One of our clients was dismayed to discover that a beneficiary, who had overcome a mental illness, would have the entire family aware of that fact since earlier provisions had specified restrictions on access to assets until a psychiatrist approved. A beneficiary previously disinherited or receiving less than before would also be able to determine what alterations in bequests occurred over time and such discoveries can cause a great deal of tension within families.
Put simply, whatever changes have occurred over the years in the amendments will be specified in the documents for all to see.
With a restatement, the earlier versions of the trust and the amendments are null and void and one can direct counsel to either destroy or keep confidential earlier versions which are now null and void.
- Ability to Simplify. Over the years complex provisions that were needed due to the age of beneficiaries can be eliminated and the subsequent trust may actually be shorter and simpler than earlier versions. As an example, one could have inserted various provisions providing for specified bequests based on college education or marriage or the birth of a grandchild which are no longer required due to the beneficiary already starting a family. One client, who had inserted various provisions due to fear that a child was a drug addict was able to eliminate all the restrictions due to a decade of drug free life of that same child. And note that eliminating those provisions in a private manner by restatement was also of value since otherwise all the family would be aware of the past restrictive provisions, including the children of that child.
Why Amend Rather than Restate?
- Fast and Less Expensive. Restating a trust is akin to creating a brand new trust and the competent attorney will treat it just as seriously as the initial creation of the trust. Since the old trust is made null and void by the restatement, one is starting from scratch and the drafting and cost of same reflects that fact.
For a relatively simple change, such as increasing what is going to a particular beneficiary or eliminating a now deceased beneficiary, an amendment is relatively inexpensive and easily accomplished. A typical amendment will add beneficiaries, such as new grandchildren, and not require a full restatement.
Most law offices can put together an amendment in a few days, while a restatement can take weeks or longer.

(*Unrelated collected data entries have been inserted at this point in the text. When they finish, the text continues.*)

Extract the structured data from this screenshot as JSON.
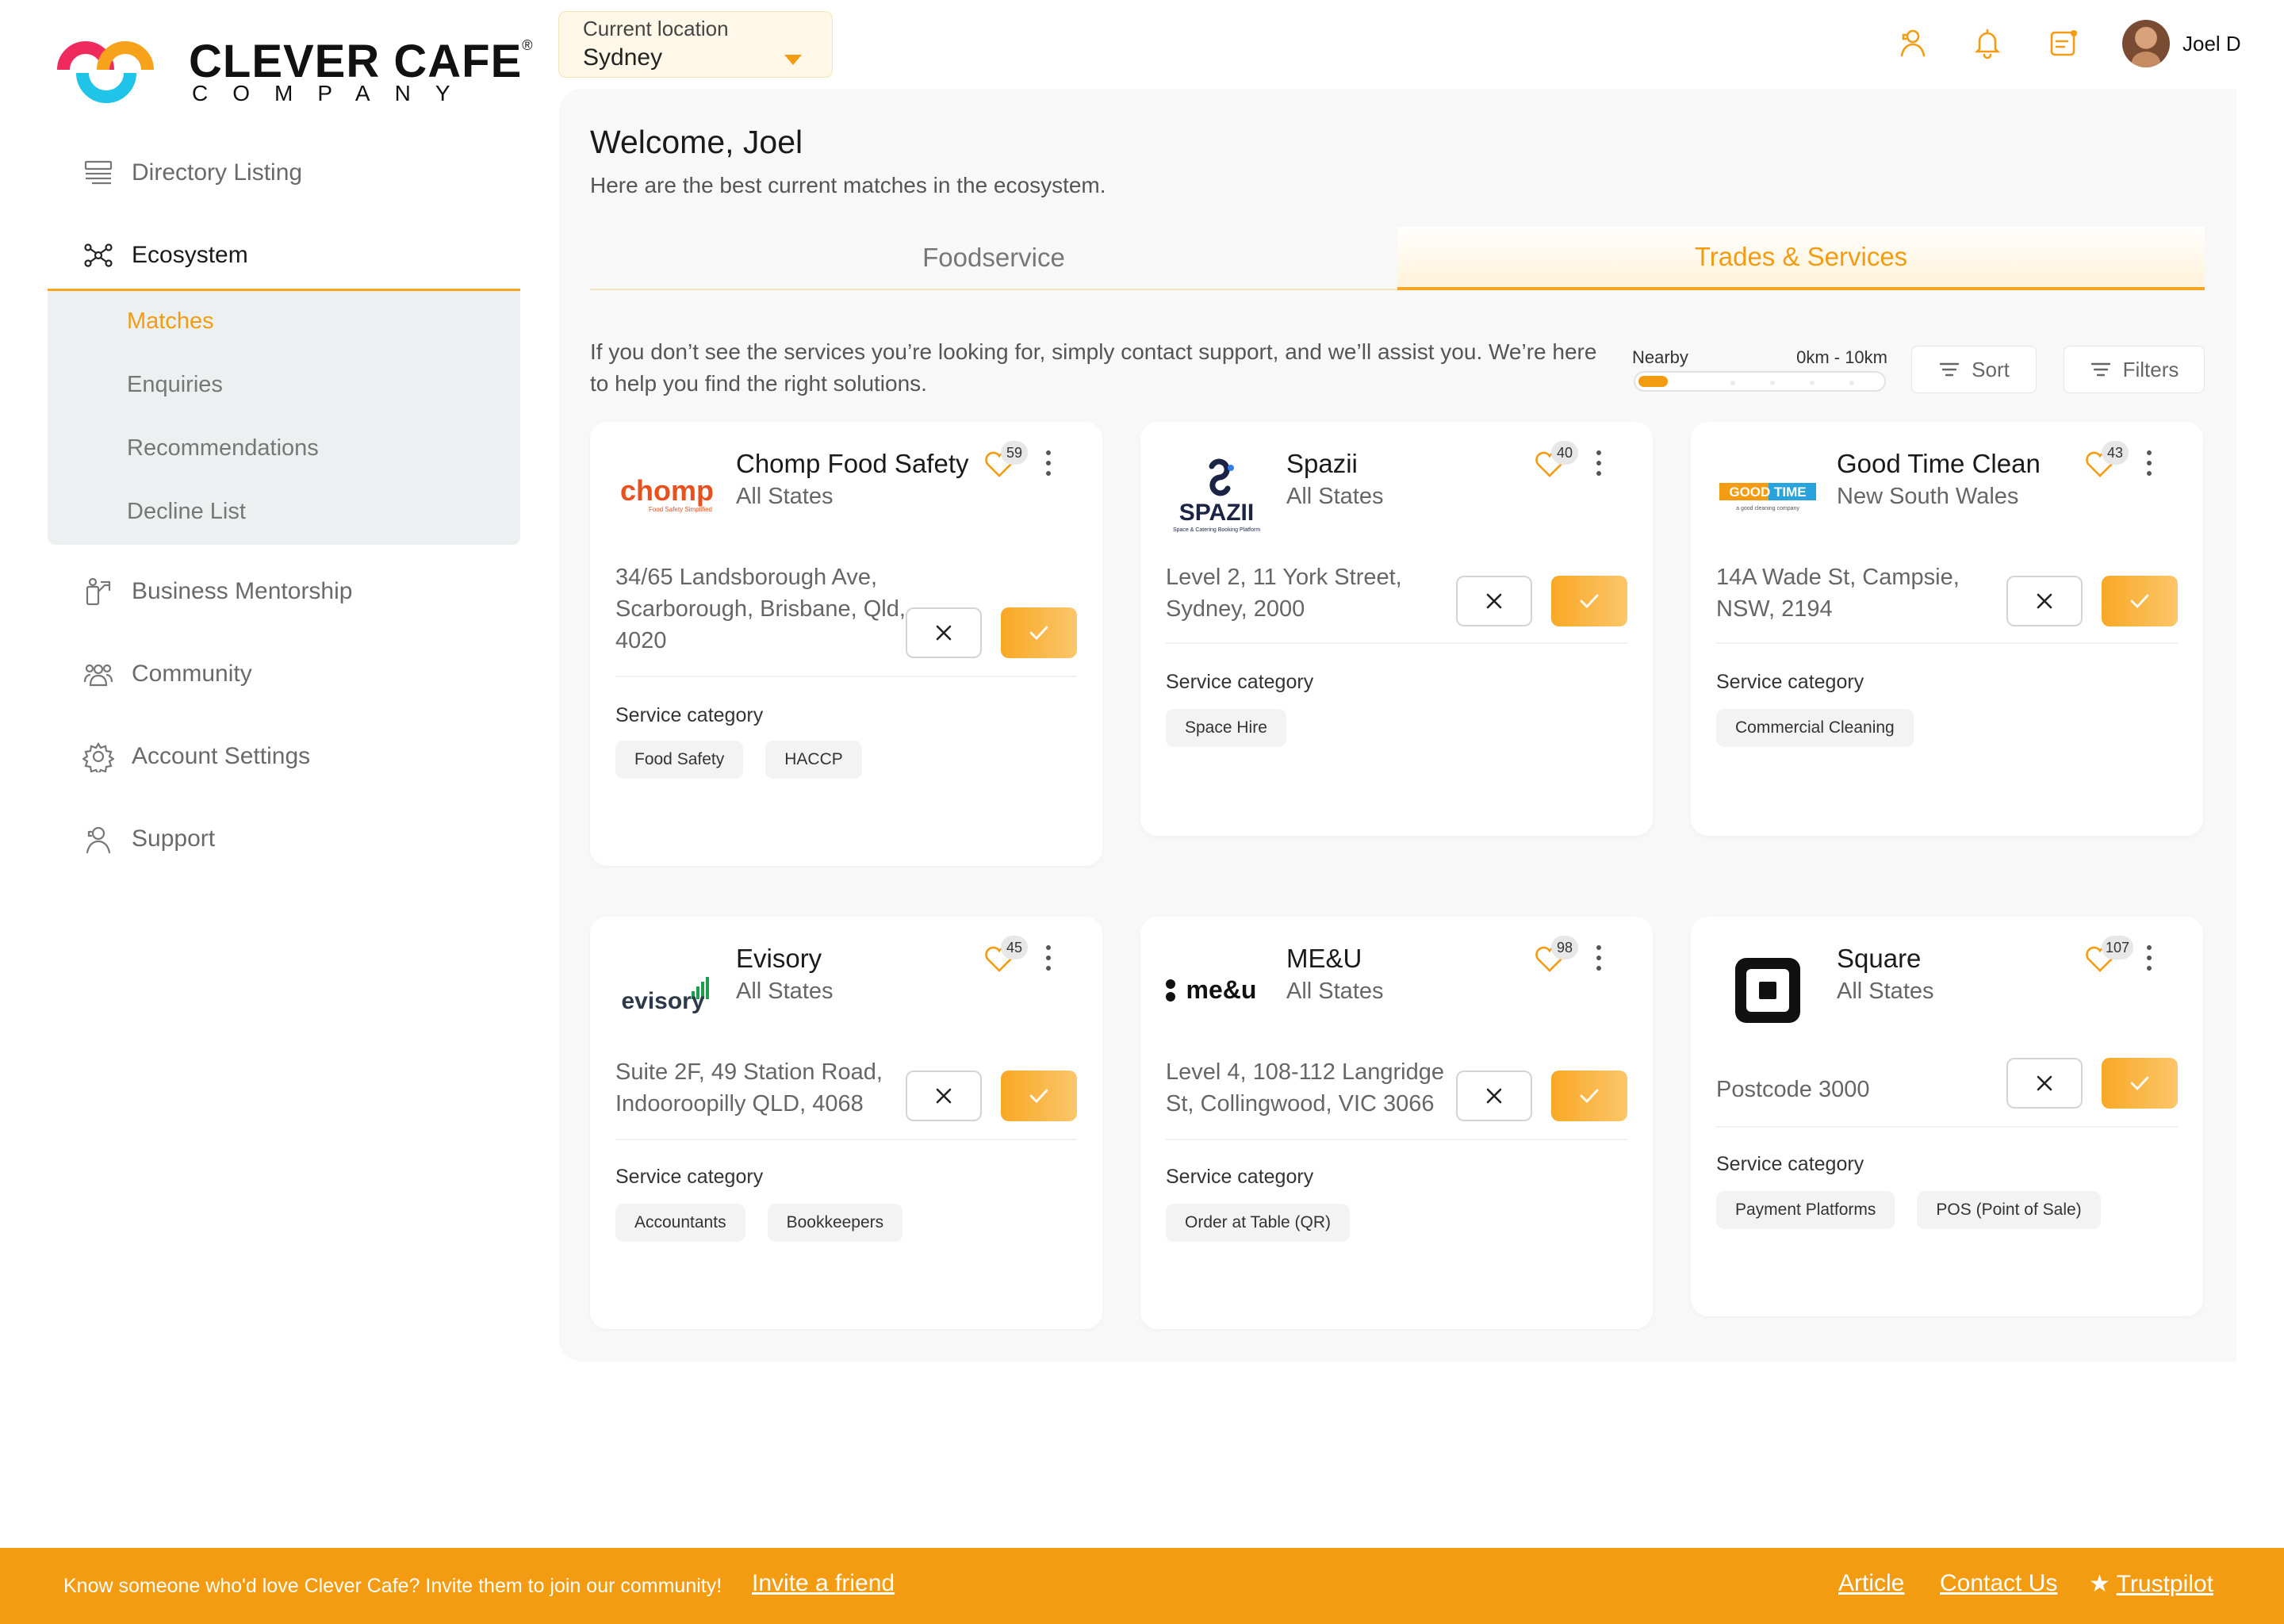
{
  "brand": {
    "name": "CLEVER CAFE",
    "registered": "®",
    "tagline": "COMPANY"
  },
  "location": {
    "label": "Current location",
    "value": "Sydney"
  },
  "header": {
    "user_name": "Joel D",
    "icons": [
      "contact-person-icon",
      "bell-icon",
      "clipboard-icon"
    ]
  },
  "sidebar": {
    "items": [
      {
        "label": "Directory Listing",
        "icon": "list-icon"
      },
      {
        "label": "Ecosystem",
        "icon": "network-icon"
      },
      {
        "label": "Business Mentorship",
        "icon": "mentorship-icon"
      },
      {
        "label": "Community",
        "icon": "community-icon"
      },
      {
        "label": "Account Settings",
        "icon": "gear-icon"
      },
      {
        "label": "Support",
        "icon": "support-icon"
      }
    ],
    "subitems": [
      {
        "label": "Matches"
      },
      {
        "label": "Enquiries"
      },
      {
        "label": "Recommendations"
      },
      {
        "label": "Decline List"
      }
    ]
  },
  "main": {
    "welcome": "Welcome, Joel",
    "subtitle": "Here are the best current matches in the ecosystem.",
    "tabs": [
      {
        "label": "Foodservice"
      },
      {
        "label": "Trades & Services"
      }
    ],
    "info": "If you don’t see the services you’re looking for, simply contact support, and we’ll assist you. We’re here to help you find the right solutions.",
    "nearby": {
      "label": "Nearby",
      "range": "0km - 10km",
      "level": 0.12
    },
    "sort_label": "Sort",
    "filters_label": "Filters"
  },
  "cards": [
    {
      "name": "Chomp Food Safety",
      "region": "All States",
      "likes": "59",
      "address": "34/65 Landsborough Ave, Scarborough, Brisbane, Qld, 4020",
      "category_label": "Service category",
      "tags": [
        "Food Safety",
        "HACCP"
      ],
      "logo_text": "chomp",
      "logo_sub": "Food Safety Simplified"
    },
    {
      "name": "Spazii",
      "region": "All States",
      "likes": "40",
      "address": "Level 2, 11 York Street, Sydney, 2000",
      "category_label": "Service category",
      "tags": [
        "Space Hire"
      ],
      "logo_text": "SPAZII",
      "logo_sub": "Space & Catering Booking Platform"
    },
    {
      "name": "Good Time Clean",
      "region": "New South Wales",
      "likes": "43",
      "address": "14A Wade St, Campsie, NSW, 2194",
      "category_label": "Service category",
      "tags": [
        "Commercial Cleaning"
      ],
      "logo_text": "GOOD TIME",
      "logo_sub": "a good cleaning company"
    },
    {
      "name": "Evisory",
      "region": "All States",
      "likes": "45",
      "address": "Suite 2F, 49 Station Road, Indooroopilly QLD, 4068",
      "category_label": "Service category",
      "tags": [
        "Accountants",
        "Bookkeepers"
      ],
      "logo_text": "evisory"
    },
    {
      "name": "ME&U",
      "region": "All States",
      "likes": "98",
      "address": "Level 4, 108-112 Langridge St, Collingwood, VIC 3066",
      "category_label": "Service category",
      "tags": [
        "Order at Table (QR)"
      ],
      "logo_text": "me&u"
    },
    {
      "name": "Square",
      "region": "All States",
      "likes": "107",
      "address": "Postcode 3000",
      "category_label": "Service category",
      "tags": [
        "Payment Platforms",
        "POS (Point of Sale)"
      ]
    }
  ],
  "footer": {
    "text": "Know someone who'd love Clever Cafe? Invite them to join our community!",
    "invite": "Invite a friend",
    "article": "Article",
    "contact": "Contact Us",
    "trustpilot": "Trustpilot"
  },
  "colors": {
    "accent": "#f39c12",
    "accent_light": "#fff3d9",
    "logo_red": "#ef2a5c",
    "logo_orange": "#f7a21b",
    "logo_cyan": "#1fc4e8"
  }
}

- No Need to Alter the Schedule of Assets. A key aspect of a trust is the list of assets that are transferred into the trust, usually entitled Schedule A. A simple amendment does not alter that schedule (unless that is required.) A restatement requires a new Schedule A and, depending on the terms of the Restatement, may require contact with a financial institution or recorder to so reflect.
Conclusion:
Both techniques have pros and cons and the decision as to which to use will depend on internal family dynamics and how many amendments have already been drafted and put into effect. As one client put it when considering a eighth amendment, “Maybe it’s time to bite the bullet and just start from scratch with this thing…” He was right.